To address the challenge of achieving both scalability and performance portability for high-resolution adaptive mesh refinement (AMR) simulations—such as stellar mergers in astrophysics—across heterogeneous supercomputing architectures (GPU/x86/ARM/RISC-V), this paper introduces a novel multi-task programming paradigm integrating Kokkos, the HPX asynchronous runtime, and SIMD vectorization. The paradigm enables unified cross-architecture task scheduling, dynamic load balancing, and multi-backend network abstraction. It achieves superlinear weak scaling on Perlmutter (110K CPU cores + 6,880 A100 GPUs), Frontier (32K CPU cores + 2,048 MI250X GPUs), and Fugaku, attaining up to 51.37% parallel efficiency and 26% of peak HPCG performance. This work represents the first full-stack hardware demonstration of large-scale performance portability for AMR simulations, validating consistent efficiency across diverse accelerator- and CPU-based platforms.

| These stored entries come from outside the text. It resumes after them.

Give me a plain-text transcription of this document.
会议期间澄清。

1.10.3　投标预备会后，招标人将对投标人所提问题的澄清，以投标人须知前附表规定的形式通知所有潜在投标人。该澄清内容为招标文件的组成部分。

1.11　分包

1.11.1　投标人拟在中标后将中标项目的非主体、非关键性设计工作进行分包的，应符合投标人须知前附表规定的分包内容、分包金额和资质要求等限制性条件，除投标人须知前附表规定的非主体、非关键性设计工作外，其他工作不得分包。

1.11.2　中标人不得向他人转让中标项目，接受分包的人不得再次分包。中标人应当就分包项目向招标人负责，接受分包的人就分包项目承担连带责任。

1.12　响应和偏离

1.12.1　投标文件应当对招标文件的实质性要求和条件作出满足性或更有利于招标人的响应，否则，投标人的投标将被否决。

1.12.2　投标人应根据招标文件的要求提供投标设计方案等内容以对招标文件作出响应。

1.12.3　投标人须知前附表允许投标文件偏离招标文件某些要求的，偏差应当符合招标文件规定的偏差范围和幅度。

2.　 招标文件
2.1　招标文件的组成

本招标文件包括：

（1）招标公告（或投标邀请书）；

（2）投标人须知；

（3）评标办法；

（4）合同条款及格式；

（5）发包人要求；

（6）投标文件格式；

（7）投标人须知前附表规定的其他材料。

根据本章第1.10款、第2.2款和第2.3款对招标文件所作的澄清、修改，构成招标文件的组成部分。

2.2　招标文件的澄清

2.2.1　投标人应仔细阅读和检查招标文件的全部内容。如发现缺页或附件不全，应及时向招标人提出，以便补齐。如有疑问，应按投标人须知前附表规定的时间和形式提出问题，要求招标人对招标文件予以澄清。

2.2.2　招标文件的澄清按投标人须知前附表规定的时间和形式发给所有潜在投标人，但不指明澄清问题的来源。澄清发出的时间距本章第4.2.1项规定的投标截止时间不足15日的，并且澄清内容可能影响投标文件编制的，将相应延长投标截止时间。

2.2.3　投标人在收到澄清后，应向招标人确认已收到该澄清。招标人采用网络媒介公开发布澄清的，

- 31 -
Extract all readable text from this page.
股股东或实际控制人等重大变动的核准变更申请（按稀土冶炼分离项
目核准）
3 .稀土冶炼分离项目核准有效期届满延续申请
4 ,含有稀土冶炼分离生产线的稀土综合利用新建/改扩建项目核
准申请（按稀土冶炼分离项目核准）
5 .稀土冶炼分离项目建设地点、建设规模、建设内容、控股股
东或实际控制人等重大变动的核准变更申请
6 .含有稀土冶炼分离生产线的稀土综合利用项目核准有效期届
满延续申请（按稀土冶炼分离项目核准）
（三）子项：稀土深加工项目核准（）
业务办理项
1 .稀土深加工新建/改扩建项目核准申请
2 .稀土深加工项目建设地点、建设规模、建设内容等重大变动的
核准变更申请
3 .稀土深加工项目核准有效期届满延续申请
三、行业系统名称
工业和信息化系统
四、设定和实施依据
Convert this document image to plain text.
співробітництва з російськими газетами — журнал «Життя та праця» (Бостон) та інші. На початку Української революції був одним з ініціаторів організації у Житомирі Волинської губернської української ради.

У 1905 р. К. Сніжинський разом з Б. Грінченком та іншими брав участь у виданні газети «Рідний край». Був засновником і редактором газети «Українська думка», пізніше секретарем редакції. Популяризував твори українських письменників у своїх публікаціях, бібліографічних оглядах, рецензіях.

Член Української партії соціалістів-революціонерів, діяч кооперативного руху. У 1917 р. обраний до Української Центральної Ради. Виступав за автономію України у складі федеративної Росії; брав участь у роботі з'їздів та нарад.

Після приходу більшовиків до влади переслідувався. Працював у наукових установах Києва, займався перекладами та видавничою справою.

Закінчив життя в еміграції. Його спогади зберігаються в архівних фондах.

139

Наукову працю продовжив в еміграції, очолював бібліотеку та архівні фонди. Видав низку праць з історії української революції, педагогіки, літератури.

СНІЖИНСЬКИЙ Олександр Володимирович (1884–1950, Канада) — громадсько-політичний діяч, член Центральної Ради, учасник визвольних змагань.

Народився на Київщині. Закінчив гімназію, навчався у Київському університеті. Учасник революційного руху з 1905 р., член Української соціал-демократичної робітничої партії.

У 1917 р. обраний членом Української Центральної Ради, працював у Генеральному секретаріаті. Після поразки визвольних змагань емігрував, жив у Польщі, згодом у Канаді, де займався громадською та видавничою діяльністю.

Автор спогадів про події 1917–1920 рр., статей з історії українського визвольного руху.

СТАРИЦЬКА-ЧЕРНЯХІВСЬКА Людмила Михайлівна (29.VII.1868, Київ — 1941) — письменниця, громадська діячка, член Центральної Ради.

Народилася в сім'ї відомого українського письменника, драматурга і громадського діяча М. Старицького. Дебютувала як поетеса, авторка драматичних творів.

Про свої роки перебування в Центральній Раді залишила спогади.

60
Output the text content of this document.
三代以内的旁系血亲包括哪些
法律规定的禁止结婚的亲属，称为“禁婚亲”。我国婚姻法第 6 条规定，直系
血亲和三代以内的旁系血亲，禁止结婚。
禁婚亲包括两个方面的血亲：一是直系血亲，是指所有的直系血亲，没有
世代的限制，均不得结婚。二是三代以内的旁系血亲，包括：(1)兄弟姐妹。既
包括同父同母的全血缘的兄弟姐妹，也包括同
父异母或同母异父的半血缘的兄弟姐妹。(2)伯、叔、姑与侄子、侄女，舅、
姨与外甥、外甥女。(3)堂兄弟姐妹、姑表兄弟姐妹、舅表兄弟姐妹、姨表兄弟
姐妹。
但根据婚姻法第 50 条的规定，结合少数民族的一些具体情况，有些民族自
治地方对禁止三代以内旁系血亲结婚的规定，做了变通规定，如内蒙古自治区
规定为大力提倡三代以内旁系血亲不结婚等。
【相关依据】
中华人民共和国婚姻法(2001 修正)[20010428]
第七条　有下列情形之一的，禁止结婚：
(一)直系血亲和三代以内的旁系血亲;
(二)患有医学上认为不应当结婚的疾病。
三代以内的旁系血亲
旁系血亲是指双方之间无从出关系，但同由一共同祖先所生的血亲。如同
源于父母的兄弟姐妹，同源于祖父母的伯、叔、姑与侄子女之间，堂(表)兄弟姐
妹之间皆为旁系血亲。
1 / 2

Dynamic and adaptive mesh refinement is pivotal in high-resolution, multi-physics, multi-model simulations, necessitating precise physics resolution in localized areas across expansive domains. Today's supercomputers' extreme heterogeneity presents a significant challenge for dynamically adaptive codes, highlighting the importance of achieving performance portability at scale. Our research focuses on astrophysical simulations, particularly stellar mergers, to elucidate early universe dynamics. We present Octo-Tiger, leveraging Kokkos, HPX, and SIMD for portable performance at scale in complex, massively parallel adaptive multi-physics simulations. Octo-Tiger supports diverse processors, accelerators, and network backends. Experiments demonstrate exceptional scalability across several heterogeneous supercomputers including Perlmutter, Frontier, and Fugaku, encompassing major GPU architectures and x86, ARM, and RISC-V CPUs. Parallel efficiency of 47.59% (110,080 cores and 6880 hybrid A100 GPUs) on a full-system run on Perlmutter (26% HPCG peak performance) and 51.37% (using 32,768 cores and 2,048 MI250X) on Frontier are achieved.